Summarizing all the research beyond these two sets of studies is beyond the scope of this post, but there is more data supporting this link that I ever realized and the effects are not small. I was aware that fruits and vegetables and a “generally healthy diet” were associated with lower cancer risks, but I had no idea animal protein could explain so much of the relationship.

When I started this blog and I told you in my About Me section that I am not one to endorse any one specific eating pattern. I sometimes eat vegan, sometimes vegetarian, and I sometimes eat hot dogs, Italian sandwiches, and dairy. My goal is never to tell you what is right for you, but instead to just bring you the evidence and let you choose for yourself.

We have learned recently that several of my loved ones have very strong genetic risks for cancer, so this information seemed even more relevant. Although cancer is terrifying, I found this information empowering, as so much of the data suggests that we have a lot of control over our cancer risk via our diet. Our genes are not our destiny.

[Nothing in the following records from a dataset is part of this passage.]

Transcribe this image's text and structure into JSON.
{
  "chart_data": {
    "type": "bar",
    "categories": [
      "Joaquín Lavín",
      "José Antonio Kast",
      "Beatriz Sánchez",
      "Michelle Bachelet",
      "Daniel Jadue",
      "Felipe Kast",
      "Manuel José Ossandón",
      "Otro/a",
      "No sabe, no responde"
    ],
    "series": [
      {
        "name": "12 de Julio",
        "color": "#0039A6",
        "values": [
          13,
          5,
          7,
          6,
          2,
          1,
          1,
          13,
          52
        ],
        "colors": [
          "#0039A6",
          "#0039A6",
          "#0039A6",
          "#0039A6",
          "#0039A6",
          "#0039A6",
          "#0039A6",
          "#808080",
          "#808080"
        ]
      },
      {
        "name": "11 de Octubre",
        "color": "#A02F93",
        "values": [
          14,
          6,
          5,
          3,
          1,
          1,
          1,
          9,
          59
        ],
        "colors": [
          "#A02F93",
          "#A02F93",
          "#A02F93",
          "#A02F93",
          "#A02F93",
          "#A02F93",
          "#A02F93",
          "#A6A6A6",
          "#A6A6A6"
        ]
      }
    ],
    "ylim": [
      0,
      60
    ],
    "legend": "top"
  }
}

As of now, I don’t think I will ever be fully vegan but did this information make me seriously reconsider my animal protein intake and how we eat as a family?

Most certainly yes.

I would love to hear your reactions to this.

Was this information new to you? What do you think about it? Does it make you reconsider your choices?

References

Campbell, T. & Campbell, T. C. (2006). The China Study: The Most Comprehensive Study of Nutrition Ever Conducted and the Startling Implications for Diet, Weight Loss, and Long-term Health.

Christakis, N. A. & Fowler, J. H. (2007). The spread of obesity in a large social network over 32 years. New England Journal of Medicine, 357, 370-379.

Dunaif, G. E. & Campbell, T. C. (1987). Dietary protein level and aflatoxin B1-induced preneoplastic hepatic lesions in the rat. The Journal of Nutrition, Volume 117, Issue 7, 1298–1302.

Madhavan, T. V. & Gopalan, C. (1968). The effect of dietary protein on carcinogenesis of aflatoxin. Archives of Pathology & Laboratory Medicine, 85, 133-137.

Youngman, L.D., & Campbell, T. C. (1992). Inhibition of aflatoxin B1-induced gamma-glutamyl transpeptidase positive (GGT+) hepatic preneoplastic foci and tumors by low protein diets: evidence that altered GGT+ foci indicate neoplastic potential. Carcinogenesis, 13: 1607–1613.

Youngman, L. D., & Campbell, T. C. (1991). High protein intake promotes the growth of preneoplastic foci in Fischer #344 rats: evidence that early remodeled foci retain the potential for future growth. The Journal of Nutrition, 121.